Nevertheless, the RSS hydra rears its ugly head every now and then, and despite newspipe's profound effects on my RSS reading habits, Bayesian classification springs to mind every once in a while.
I first mentioned it nearly two years ago, and I've even tried doing a custom version of newspipe, but training was always a problem - in fact, there are a lot other problems, none of which are new.
Click, You Have a Browser
The main one is that using an e-mail client to view your RSS feeds imposes severe restrictions on any sort of training interface you might want to implement, and Mail.app doubly so. Adding any sort of JavaScript to e-mail messages is suicidal (for lots of obvious reasons), and I want to make sure the HTML dialect used to render RSS feeds is simple enough to ensure my mobile front-end to newspipe keeps working.
Looking at your average e-mail client, the most you can to do provide feedback is either flagging messages (which works across all IMAP clients) and clicking on links inside them. Which, of course, launches a browser window and clutters up your screen.
You can use message priorities, too, unless you're using Mail.app - which has no built-in message priority support - one of the dumbest shortcomings in Mac OS X, if you ask me. And it needs a lot more improvements, too, but that's not important right now.
The Flagging Game
Flagging does work wonders, though. My typical RSS reading session consists of firing up Mail.app, opening my newspipe folder and scrolling through messages, flagging those I find interesting for later. Or, if I'm on the move, using my front end, which looks like this:
Yes, that's a minimalist IMAP front-end - the icons should be self-explanatory, and it looks the same on my V800, my Blackberry and any other mobile browser worth its salt. Plus, it rotates and resizes images to fit the screen (based on the device's WAP profile), which is great for cartoon strips. You can get the (outdated and buggy) source here. I'll update it one of these days, honest.
Getting a Clue
So it was with interest that, inside 24h, I stumbled upon News Clues - which acts as a proxy for your aggregator, reclassifying items and moving them to a per-topic feed (a very neat approach, but I'd probably rather have it work as an HTTP proxy, which is what it seemed like initially) - and James Tauber's post on attention.xml, which (like all designs by committee) seems overly complex for general usage.

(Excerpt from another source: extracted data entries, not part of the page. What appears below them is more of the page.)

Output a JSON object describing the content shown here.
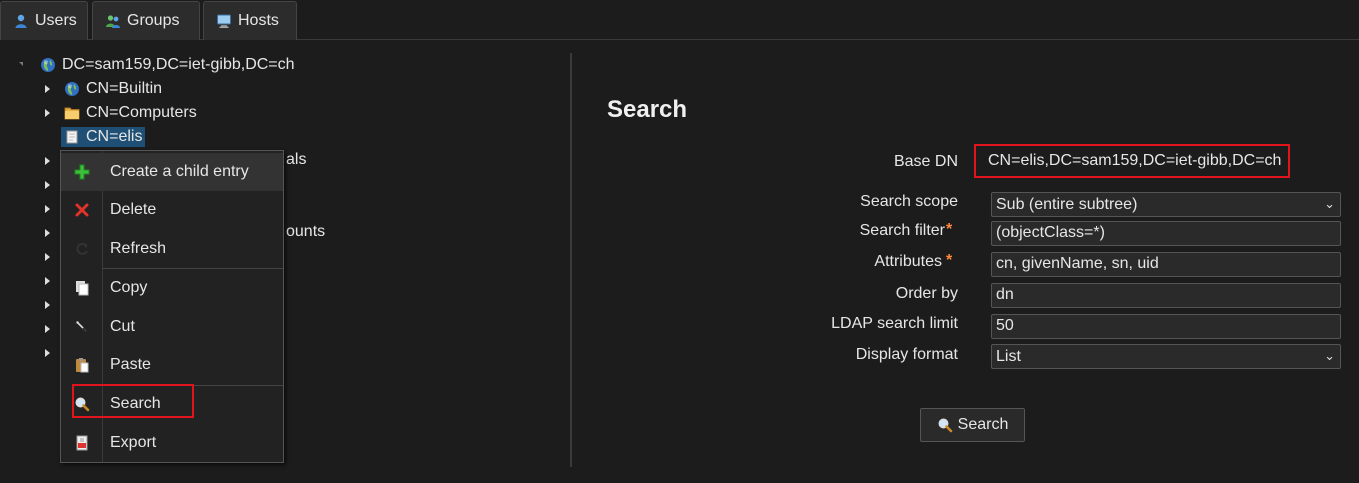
{
  "tabs": [
    {
      "label": "Users",
      "icon": "user-icon"
    },
    {
      "label": "Groups",
      "icon": "groups-icon"
    },
    {
      "label": "Hosts",
      "icon": "hosts-icon"
    }
  ],
  "tree": {
    "root": {
      "label": "DC=sam159,DC=iet-gibb,DC=ch",
      "icon": "globe-icon"
    },
    "children": [
      {
        "label": "CN=Builtin",
        "icon": "globe-icon"
      },
      {
        "label": "CN=Computers",
        "icon": "folder-icon"
      },
      {
        "label": "CN=elis",
        "icon": "entry-icon",
        "selected": true
      }
    ],
    "partially_hidden": [
      {
        "text": "als"
      },
      {
        "text": "ounts"
      }
    ]
  },
  "context_menu": {
    "items": [
      {
        "label": "Create a child entry",
        "icon": "plus-icon"
      },
      {
        "label": "Delete",
        "icon": "delete-icon"
      },
      {
        "label": "Refresh",
        "icon": "refresh-icon"
      },
      {
        "label": "Copy",
        "icon": "copy-icon"
      },
      {
        "label": "Cut",
        "icon": "cut-icon"
      },
      {
        "label": "Paste",
        "icon": "paste-icon"
      },
      {
        "label": "Search",
        "icon": "search-icon"
      },
      {
        "label": "Export",
        "icon": "export-icon"
      }
    ]
  },
  "search_panel": {
    "title": "Search",
    "base_dn_label": "Base DN",
    "base_dn_value": "CN=elis,DC=sam159,DC=iet-gibb,DC=ch",
    "scope_label": "Search scope",
    "scope_value": "Sub (entire subtree)",
    "filter_label": "Search filter",
    "filter_value": "(objectClass=*)",
    "attributes_label": "Attributes",
    "attributes_value": "cn, givenName, sn, uid",
    "order_label": "Order by",
    "order_value": "dn",
    "limit_label": "LDAP search limit",
    "limit_value": "50",
    "format_label": "Display format",
    "format_value": "List",
    "required_mark": "*",
    "button_label": "Search"
  },
  "colors": {
    "background": "#1c1c1c",
    "selection": "#1f4f75",
    "highlight_border": "#e0141a",
    "required": "#ff8a3d"
  }
}
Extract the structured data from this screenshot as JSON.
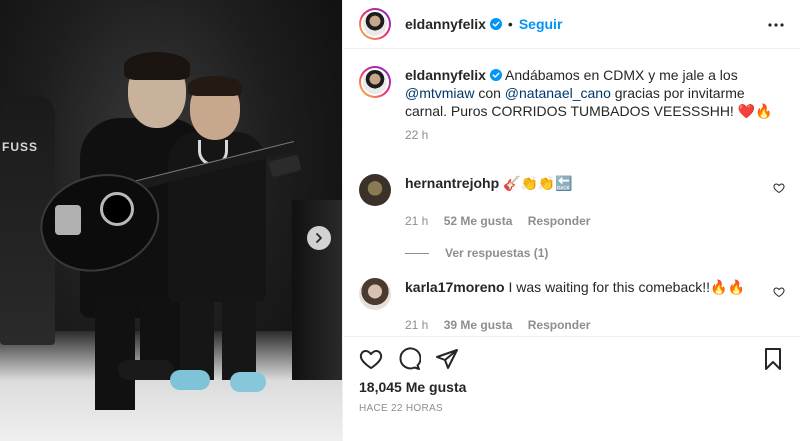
{
  "media": {
    "background_text": "FUSS"
  },
  "header": {
    "username": "eldannyfelix",
    "separator": "•",
    "follow_label": "Seguir"
  },
  "caption": {
    "username": "eldannyfelix",
    "text_part1": "Andábamos en CDMX y me jale a los ",
    "mention1": "@mtvmiaw",
    "text_part2": " con ",
    "mention2": "@natanael_cano",
    "text_part3": " gracias por invitarme carnal. Puros CORRIDOS TUMBADOS VEESSSHH! ❤️🔥",
    "time": "22 h"
  },
  "comments": [
    {
      "username": "hernantrejohp",
      "text": "🎸👏👏🔙",
      "time": "21 h",
      "likes": "52 Me gusta",
      "reply_label": "Responder",
      "view_replies": "Ver respuestas (1)"
    },
    {
      "username": "karla17moreno",
      "text": "I was waiting for this comeback!!🔥🔥",
      "time": "21 h",
      "likes": "39 Me gusta",
      "reply_label": "Responder"
    }
  ],
  "footer": {
    "likes": "18,045 Me gusta",
    "posted": "HACE 22 HORAS"
  },
  "colors": {
    "accent": "#0095f6",
    "mention": "#00376b",
    "muted": "#8e8e8e",
    "text": "#262626"
  },
  "icons": [
    "verified-icon",
    "more-options-icon",
    "heart-icon",
    "comment-icon",
    "share-icon",
    "save-icon",
    "next-arrow-icon"
  ]
}
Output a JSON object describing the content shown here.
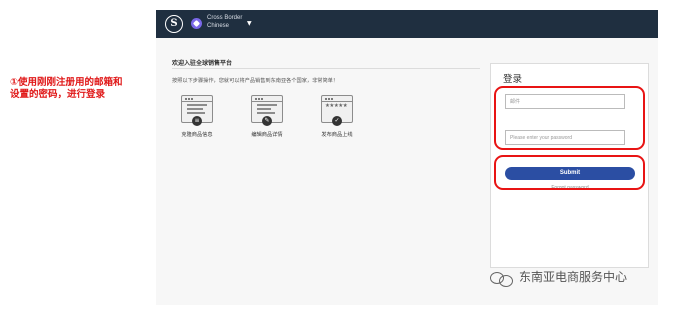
{
  "annotation": {
    "text": "①使用刚刚注册用的邮箱和设置的密码，进行登录"
  },
  "topbar": {
    "logo_letter": "S",
    "site_name_line1": "Cross Border",
    "site_name_line2": "Chinese",
    "caret": "▼"
  },
  "main": {
    "welcome": "欢迎入驻全球销售平台",
    "intro": "按照以下步骤操作，您就可以将产品销售到东南亚各个国家，非常简单！",
    "steps": [
      {
        "label": "克隆商品信息"
      },
      {
        "label": "编辑商品详情"
      },
      {
        "label": "发布商品上线"
      }
    ]
  },
  "login": {
    "title": "登录",
    "email_placeholder": "邮件",
    "password_placeholder": "Please enter your password",
    "submit_label": "Submit",
    "forgot_label": "Forgot password"
  },
  "watermark": {
    "text": "东南亚电商服务中心"
  },
  "colors": {
    "highlight": "#e81414",
    "topbar": "#1f2f40",
    "primary": "#2b4ea3",
    "annotation": "#e01818"
  }
}
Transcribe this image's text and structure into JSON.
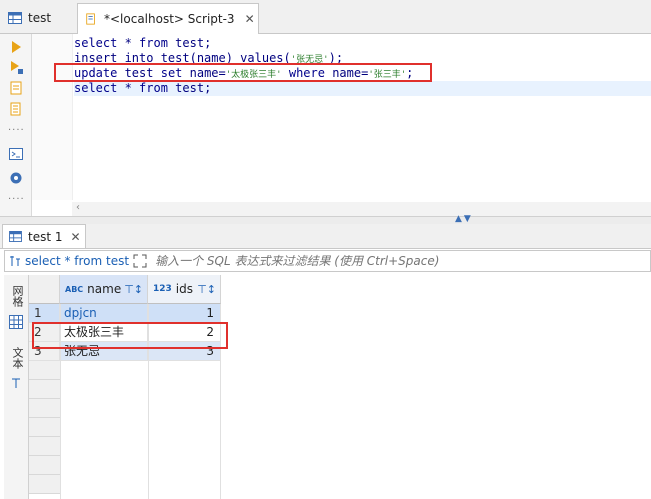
{
  "editor_tabs": [
    {
      "label": "test",
      "icon": "table-icon"
    },
    {
      "label": "*<localhost> Script-3",
      "icon": "script-icon",
      "close": "✕"
    }
  ],
  "left_toolbar": [
    "execute-icon",
    "execute-script-icon",
    "explain-icon",
    "export-icon",
    "terminal-icon",
    "settings-icon"
  ],
  "sql_lines": [
    {
      "kw1": "select",
      "rest": " * ",
      "kw2": "from",
      "tail": " test;"
    },
    {
      "text": "insert into test(name) values(",
      "str": "'张无忌'",
      "tail": ");"
    },
    {
      "kw1": "update",
      "mid1": " test ",
      "kw2": "set",
      "mid2": " name=",
      "str1": "'太极张三丰'",
      "mid3": " ",
      "kw3": "where",
      "mid4": " name=",
      "str2": "'张三丰'",
      "tail": ";"
    },
    {
      "kw1": "select",
      "rest": " * ",
      "kw2": "from",
      "tail": " test;"
    }
  ],
  "result_tab": {
    "label": "test 1",
    "close": "✕"
  },
  "filter_bar": {
    "query": "select * from test",
    "placeholder": "输入一个 SQL 表达式来过滤结果 (使用 Ctrl+Space)"
  },
  "side_panel": {
    "grid_label": "网格",
    "text_label": "文本"
  },
  "grid": {
    "columns": [
      {
        "name": "name",
        "type": "ABC"
      },
      {
        "name": "ids",
        "type": "123"
      }
    ],
    "rows": [
      {
        "num": "1",
        "name": "dpjcn",
        "ids": "1"
      },
      {
        "num": "2",
        "name": "太极张三丰",
        "ids": "2"
      },
      {
        "num": "3",
        "name": "张无忌",
        "ids": "3"
      }
    ]
  },
  "colors": {
    "highlight_box": "#e0302c",
    "accent": "#1a5fb4",
    "selection": "#cfe0f7"
  }
}
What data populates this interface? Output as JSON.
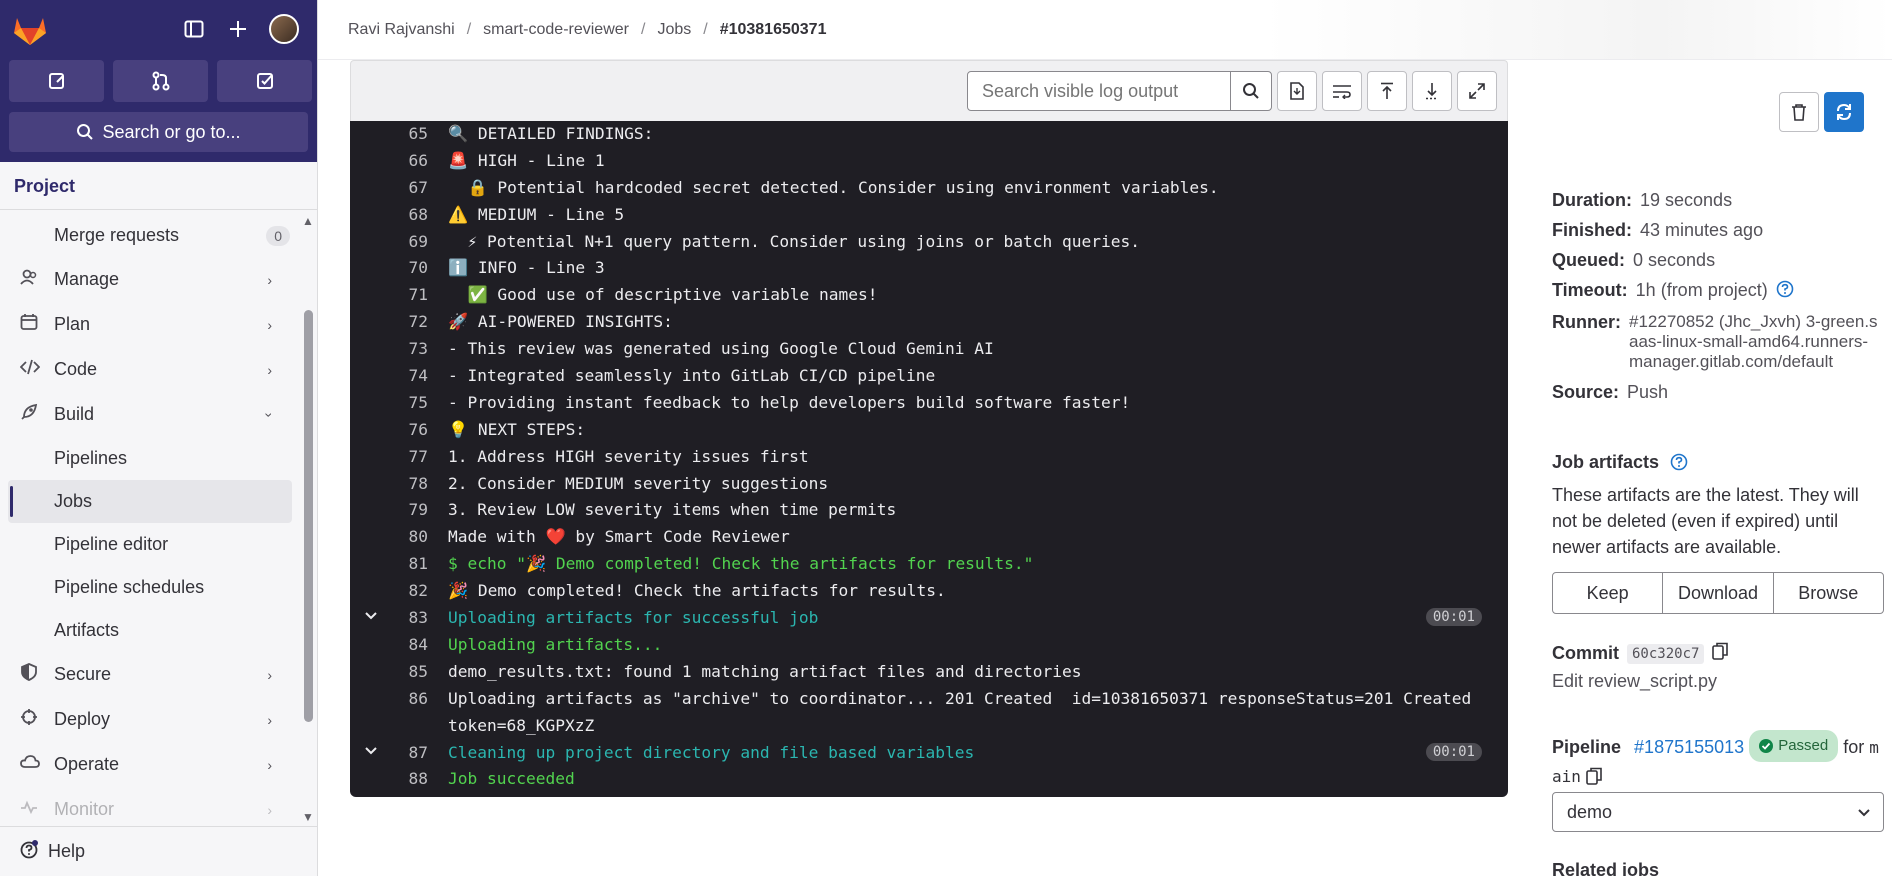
{
  "breadcrumb": [
    "Ravi Rajvanshi",
    "smart-code-reviewer",
    "Jobs",
    "#10381650371"
  ],
  "sidebar": {
    "search_label": "Search or go to...",
    "project_label": "Project",
    "merge_requests": {
      "label": "Merge requests",
      "count": "0"
    },
    "groups": [
      {
        "label": "Manage"
      },
      {
        "label": "Plan"
      },
      {
        "label": "Code"
      },
      {
        "label": "Build"
      }
    ],
    "build_items": [
      "Pipelines",
      "Jobs",
      "Pipeline editor",
      "Pipeline schedules",
      "Artifacts"
    ],
    "lower_groups": [
      {
        "label": "Secure"
      },
      {
        "label": "Deploy"
      },
      {
        "label": "Operate"
      },
      {
        "label": "Monitor"
      }
    ],
    "help_label": "Help"
  },
  "log": {
    "search_placeholder": "Search visible log output",
    "lines": [
      {
        "n": "65",
        "t": "🔍 DETAILED FINDINGS:"
      },
      {
        "n": "66",
        "t": "🚨 HIGH - Line 1"
      },
      {
        "n": "67",
        "t": "  🔒 Potential hardcoded secret detected. Consider using environment variables."
      },
      {
        "n": "68",
        "t": "⚠️ MEDIUM - Line 5"
      },
      {
        "n": "69",
        "t": "  ⚡ Potential N+1 query pattern. Consider using joins or batch queries."
      },
      {
        "n": "70",
        "t": "ℹ️ INFO - Line 3"
      },
      {
        "n": "71",
        "t": "  ✅ Good use of descriptive variable names!"
      },
      {
        "n": "72",
        "t": "🚀 AI-POWERED INSIGHTS:"
      },
      {
        "n": "73",
        "t": "- This review was generated using Google Cloud Gemini AI"
      },
      {
        "n": "74",
        "t": "- Integrated seamlessly into GitLab CI/CD pipeline"
      },
      {
        "n": "75",
        "t": "- Providing instant feedback to help developers build software faster!"
      },
      {
        "n": "76",
        "t": "💡 NEXT STEPS:"
      },
      {
        "n": "77",
        "t": "1. Address HIGH severity issues first"
      },
      {
        "n": "78",
        "t": "2. Consider MEDIUM severity suggestions"
      },
      {
        "n": "79",
        "t": "3. Review LOW severity items when time permits"
      },
      {
        "n": "80",
        "t": "Made with ❤️ by Smart Code Reviewer"
      },
      {
        "n": "81",
        "t": "$ echo \"🎉 Demo completed! Check the artifacts for results.\""
      },
      {
        "n": "82",
        "t": "🎉 Demo completed! Check the artifacts for results."
      },
      {
        "n": "83",
        "t": "Uploading artifacts for successful job",
        "dur": "00:01"
      },
      {
        "n": "84",
        "t": "Uploading artifacts..."
      },
      {
        "n": "85",
        "t": "demo_results.txt: found 1 matching artifact files and directories"
      },
      {
        "n": "86",
        "t": "Uploading artifacts as \"archive\" to coordinator... 201 Created  id=10381650371 responseStatus=201 Created token=68_KGPXzZ"
      },
      {
        "n": "87",
        "t": "Cleaning up project directory and file based variables",
        "dur": "00:01"
      },
      {
        "n": "88",
        "t": "Job succeeded"
      }
    ]
  },
  "job": {
    "duration": {
      "key": "Duration:",
      "value": "19 seconds"
    },
    "finished": {
      "key": "Finished:",
      "value": "43 minutes ago"
    },
    "queued": {
      "key": "Queued:",
      "value": "0 seconds"
    },
    "timeout": {
      "key": "Timeout:",
      "value": "1h (from project)"
    },
    "runner": {
      "key": "Runner:",
      "value": "#12270852 (Jhc_Jxvh) 3-green.saas-linux-small-amd64.runners-manager.gitlab.com/default"
    },
    "source": {
      "key": "Source:",
      "value": "Push"
    }
  },
  "artifacts": {
    "title": "Job artifacts",
    "text": "These artifacts are the latest. They will not be deleted (even if expired) until newer artifacts are available.",
    "keep": "Keep",
    "download": "Download",
    "browse": "Browse"
  },
  "commit": {
    "label": "Commit",
    "sha": "60c320c7",
    "message": "Edit review_script.py"
  },
  "pipeline": {
    "label": "Pipeline",
    "id": "#1875155013",
    "status": "Passed",
    "for": "for",
    "ref_a": "m",
    "ref_b": "ain"
  },
  "stage_select": "demo",
  "related_jobs": "Related jobs",
  "colors": {
    "sidebar_top": "#2f2a6b",
    "log_bg": "#1f1e24",
    "green": "#52d34f",
    "cyan": "#2bb6b0",
    "accent": "#1f75cb"
  }
}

But Is It Really Worth The Trouble?
I've been wondering whether or not investing some of my precious free time in pursuing these would help me spend even less time tracking my RSS feeds, and so far I've yet to find a real reason to dive in. Automated classification is only really useful for prioritization, sure, but it can also cause you to miss those little nuggets of information that our brain is very good at noticing among a wide set of information sources. And you can only notice patterns and trends if you have a very broad range of feeds, which kind of nullifies the point of doing Bayesian classification (and culling) in the first place.
But my main issue is return on investment. Besides the effort involved in coding yet-another-web-based-aggregator (which is the only real way to fix the UI issues), flagging things for follow-up and using newspipe's neat "digest" feature (which groups all new items from a feed into a single e-mail message) is simple enough and fast enough to be a more sensible approach in the short term.
(And if you don't understand how amazingly practical it is to read RSS as e-mail, then I won't try to convince you.)
But the concept is intriguing enough to consider coding up something (assuming I have the time and patience for it) and it's interesting see that it is still being actively pursued by other people.
Maybe one of them will get it right.